My Books of the Year
Today’s Sunday Independent features a survey of a few dozen writers’ “books of the year” - mine among them. Here are the links for subscribers:
- Writers’ Books of the Year (Sunday Independent - click on any of the articles marked 2006-12-24)
Only three of the titles I submitted actually made it into print - here’s the full list:
New books (all South African)
Mandela’s Ego by Lewis Nkosi (Fiction, Umuzi). Wicked satire that rivals Nkosi’s first novel, Mating Birds, as a surgical dismemberment of cherished beliefs - pure jazz to read. (Click title for review in Boswestblog.)

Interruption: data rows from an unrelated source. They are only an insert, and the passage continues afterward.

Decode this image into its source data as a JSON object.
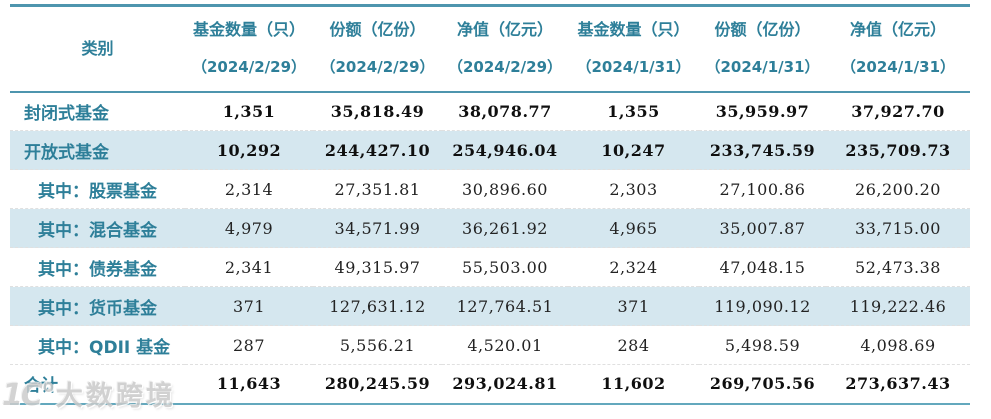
{
  "table": {
    "category_header": "类别",
    "columns": [
      {
        "label": "基金数量（只）",
        "date": "（2024/2/29）"
      },
      {
        "label": "份额（亿份）",
        "date": "（2024/2/29）"
      },
      {
        "label": "净值（亿元）",
        "date": "（2024/2/29）"
      },
      {
        "label": "基金数量（只）",
        "date": "（2024/1/31）"
      },
      {
        "label": "份额（亿份）",
        "date": "（2024/1/31）"
      },
      {
        "label": "净值（亿元）",
        "date": "（2024/1/31）"
      }
    ],
    "rows": [
      {
        "label": "封闭式基金",
        "values": [
          "1,351",
          "35,818.49",
          "38,078.77",
          "1,355",
          "35,959.97",
          "37,927.70"
        ]
      },
      {
        "label": "开放式基金",
        "values": [
          "10,292",
          "244,427.10",
          "254,946.04",
          "10,247",
          "233,745.59",
          "235,709.73"
        ]
      },
      {
        "label": "其中：股票基金",
        "values": [
          "2,314",
          "27,351.81",
          "30,896.60",
          "2,303",
          "27,100.86",
          "26,200.20"
        ]
      },
      {
        "label": "其中：混合基金",
        "values": [
          "4,979",
          "34,571.99",
          "36,261.92",
          "4,965",
          "35,007.87",
          "33,715.00"
        ]
      },
      {
        "label": "其中：债券基金",
        "values": [
          "2,341",
          "49,315.97",
          "55,503.00",
          "2,324",
          "47,048.15",
          "52,473.38"
        ]
      },
      {
        "label": "其中：货币基金",
        "values": [
          "371",
          "127,631.12",
          "127,764.51",
          "371",
          "119,090.12",
          "119,222.46"
        ]
      },
      {
        "label": "其中：QDII 基金",
        "values": [
          "287",
          "5,556.21",
          "4,520.01",
          "284",
          "5,498.59",
          "4,098.69"
        ]
      },
      {
        "label": "合计",
        "values": [
          "11,643",
          "280,245.59",
          "293,024.81",
          "11,602",
          "269,705.56",
          "273,637.43"
        ]
      }
    ]
  },
  "watermark": {
    "logo": "1C°",
    "text": "大数跨境"
  },
  "colors": {
    "accent_text": "#2e7f99",
    "row_highlight": "#d5e7ef",
    "border": "#4e95ae"
  }
}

The Follower by Damon Galgut (Fiction, Paris Review no. 174). Published in 2005, but only available in SA in 2006. Galgut’s best work to date: an intense, novella-length tale of a man and his walking companion caught in a strange dance as they travel, first through Greece, and then through the high mountains of Lesotho. (Click title for review in Boswestblog.)
Touch My Blood by Fred Khumalo (Biography, Umuzi). A fascinating memoir by an increasingly important literary figure in South Africa, which includes a look back at the “unofficial war” between Inkatha and the ANC in the early 1990s.
Dubious Delights of Ageing and Other Follies by Gus Ferguson (Poetry, Unpublished Manuscript Press). Our own James Thurber is back in action, and at his “meta-poetic” best.
Other books (all published before 2006)
A Fine Balance by Rohinton Mistry (Fiction, Faber & Faber). The epic tale of two tailors’ journey from an Indian village to the city - and a preview of life on Earth in ultra-urbanized landscapes everywhere.
Dust Bowl Diary by Ann-Marie Low (Biography, Univ. of Nebraska Press). Great Depression-era diary written by a young girl in the US midwest, similar in tone and charm to The Diary of Iris Vaughan, but growing bleaker with every turn of the page.
Democracy by Joan Didion (Fiction,Pan Books). Brilliant novel set in the wake of US politicians’ lives as Saigon prepares to fall; required reading for anyone who wants to glean insight into the brick-laying of contemporary empire.
War is a Force That Gives Us Meaning by Chris Hedges (Non-Fiction, Public Affairs New York). Profoundly affecting work by one of the most prominent front-line journalists in the US, whose classical education enables a limpidly clear interpretation of the hold that war has on the modern world.